During a physical test, your consultant will use a stethoscope to listen to your lungs as you breathe. Based on all this information, your consultant may order some of these tests to get a complete picture:-

  • Spirometry is a noninvasive exam to assess lung function. During the exam, you will take a huge breath and then blow into a tube interacted with the spirometer.
  • Imaging exams, such as chest x-ray or CT scan. However, these images can supply a detailed look at your lungs, blood vessels, and heart.

The above tests can support to determine if you have COPD or a different condition, like asthma, a restrictive lung disease, or heart failure.

Treatment of COPD

Treatment can reduce symptoms, stop complications, and normally slow disease progression.
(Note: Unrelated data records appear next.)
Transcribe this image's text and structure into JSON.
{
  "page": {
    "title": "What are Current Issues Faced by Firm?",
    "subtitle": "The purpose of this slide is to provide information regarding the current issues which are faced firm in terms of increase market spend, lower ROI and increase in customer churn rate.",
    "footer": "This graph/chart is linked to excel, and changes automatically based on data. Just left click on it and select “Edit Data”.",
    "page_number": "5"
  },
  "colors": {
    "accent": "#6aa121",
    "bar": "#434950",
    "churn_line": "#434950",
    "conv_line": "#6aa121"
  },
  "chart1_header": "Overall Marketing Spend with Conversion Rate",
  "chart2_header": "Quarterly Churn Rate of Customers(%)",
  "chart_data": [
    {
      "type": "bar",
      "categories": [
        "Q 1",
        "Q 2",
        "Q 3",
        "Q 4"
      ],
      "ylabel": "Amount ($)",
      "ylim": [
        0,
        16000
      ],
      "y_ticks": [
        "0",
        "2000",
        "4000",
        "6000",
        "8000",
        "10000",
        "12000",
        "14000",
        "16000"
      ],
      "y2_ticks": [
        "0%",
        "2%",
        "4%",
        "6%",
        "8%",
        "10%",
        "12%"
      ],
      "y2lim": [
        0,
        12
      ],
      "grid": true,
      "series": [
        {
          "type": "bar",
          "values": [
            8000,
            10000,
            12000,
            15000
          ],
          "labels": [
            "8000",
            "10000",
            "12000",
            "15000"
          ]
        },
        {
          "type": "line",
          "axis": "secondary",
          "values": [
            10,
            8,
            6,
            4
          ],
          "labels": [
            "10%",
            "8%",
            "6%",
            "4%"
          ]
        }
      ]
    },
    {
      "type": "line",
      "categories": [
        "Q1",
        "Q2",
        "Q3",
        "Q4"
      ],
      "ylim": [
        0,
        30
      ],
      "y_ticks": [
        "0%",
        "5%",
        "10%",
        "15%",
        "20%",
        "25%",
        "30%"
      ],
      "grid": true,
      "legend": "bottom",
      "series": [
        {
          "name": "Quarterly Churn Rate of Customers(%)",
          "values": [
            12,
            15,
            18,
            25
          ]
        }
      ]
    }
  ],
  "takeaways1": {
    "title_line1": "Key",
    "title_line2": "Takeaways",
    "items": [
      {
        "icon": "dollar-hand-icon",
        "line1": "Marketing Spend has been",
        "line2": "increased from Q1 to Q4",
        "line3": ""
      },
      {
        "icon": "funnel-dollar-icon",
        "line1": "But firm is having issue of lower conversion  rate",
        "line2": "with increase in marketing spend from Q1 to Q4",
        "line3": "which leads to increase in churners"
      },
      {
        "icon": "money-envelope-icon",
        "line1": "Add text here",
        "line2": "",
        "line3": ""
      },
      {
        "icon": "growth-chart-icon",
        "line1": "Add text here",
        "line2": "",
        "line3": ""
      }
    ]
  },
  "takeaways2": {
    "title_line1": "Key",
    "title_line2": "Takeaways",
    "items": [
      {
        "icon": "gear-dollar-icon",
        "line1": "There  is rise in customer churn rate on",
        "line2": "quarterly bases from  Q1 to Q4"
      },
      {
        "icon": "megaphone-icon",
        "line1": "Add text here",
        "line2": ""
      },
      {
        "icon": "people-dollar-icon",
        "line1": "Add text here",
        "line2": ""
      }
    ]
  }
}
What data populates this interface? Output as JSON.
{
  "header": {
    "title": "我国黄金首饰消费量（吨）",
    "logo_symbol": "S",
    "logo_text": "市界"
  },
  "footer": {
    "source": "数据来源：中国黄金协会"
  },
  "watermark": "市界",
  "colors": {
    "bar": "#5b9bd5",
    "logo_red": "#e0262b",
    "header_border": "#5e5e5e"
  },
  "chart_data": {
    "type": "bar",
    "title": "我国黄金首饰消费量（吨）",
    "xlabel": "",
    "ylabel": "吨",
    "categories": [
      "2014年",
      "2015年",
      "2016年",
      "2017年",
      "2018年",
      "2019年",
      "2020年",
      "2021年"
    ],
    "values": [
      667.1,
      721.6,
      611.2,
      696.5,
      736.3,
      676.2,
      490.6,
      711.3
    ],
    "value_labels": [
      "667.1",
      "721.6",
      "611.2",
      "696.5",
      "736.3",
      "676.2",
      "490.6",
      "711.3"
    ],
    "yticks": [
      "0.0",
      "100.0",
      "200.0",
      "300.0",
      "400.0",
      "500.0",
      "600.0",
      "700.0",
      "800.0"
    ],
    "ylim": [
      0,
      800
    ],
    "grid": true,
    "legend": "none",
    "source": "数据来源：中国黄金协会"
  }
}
Your medical professionals may include a lung specialist (pulmonologist) and physical and respiratory therapists.

Oxygen therapy

However, if your blood oxygen level is severely low, you can take supplemental oxygen through a mask or nasal cannula to support you breathe better.

Surgery

Surgery is reserved for many more COPD or when other treatments have failed, which is severe likely when you have a form of many emphysema. One type of surgery is known as bullectomy. During this method, the consultant stops large, abnormal air spaces (bullae) from the lungs.

Another is a lung volume reduction surgery, which stops damaged upper lung tissue. However, this surgery can be more effective inĀ improving breathing, but few patients undergo this major, somewhat risky procedure.

Lifestyle changes

However, certain lifestyle changes may also support alleviate your symptoms or provide relief.

  • If you smoke, quit. Your consultant can recommend appropriate products or support services.
  • Whenever possible, ignore secondhand smoke and chemical fumes.
  • Talk to your consultant about how much exercise is safe for you.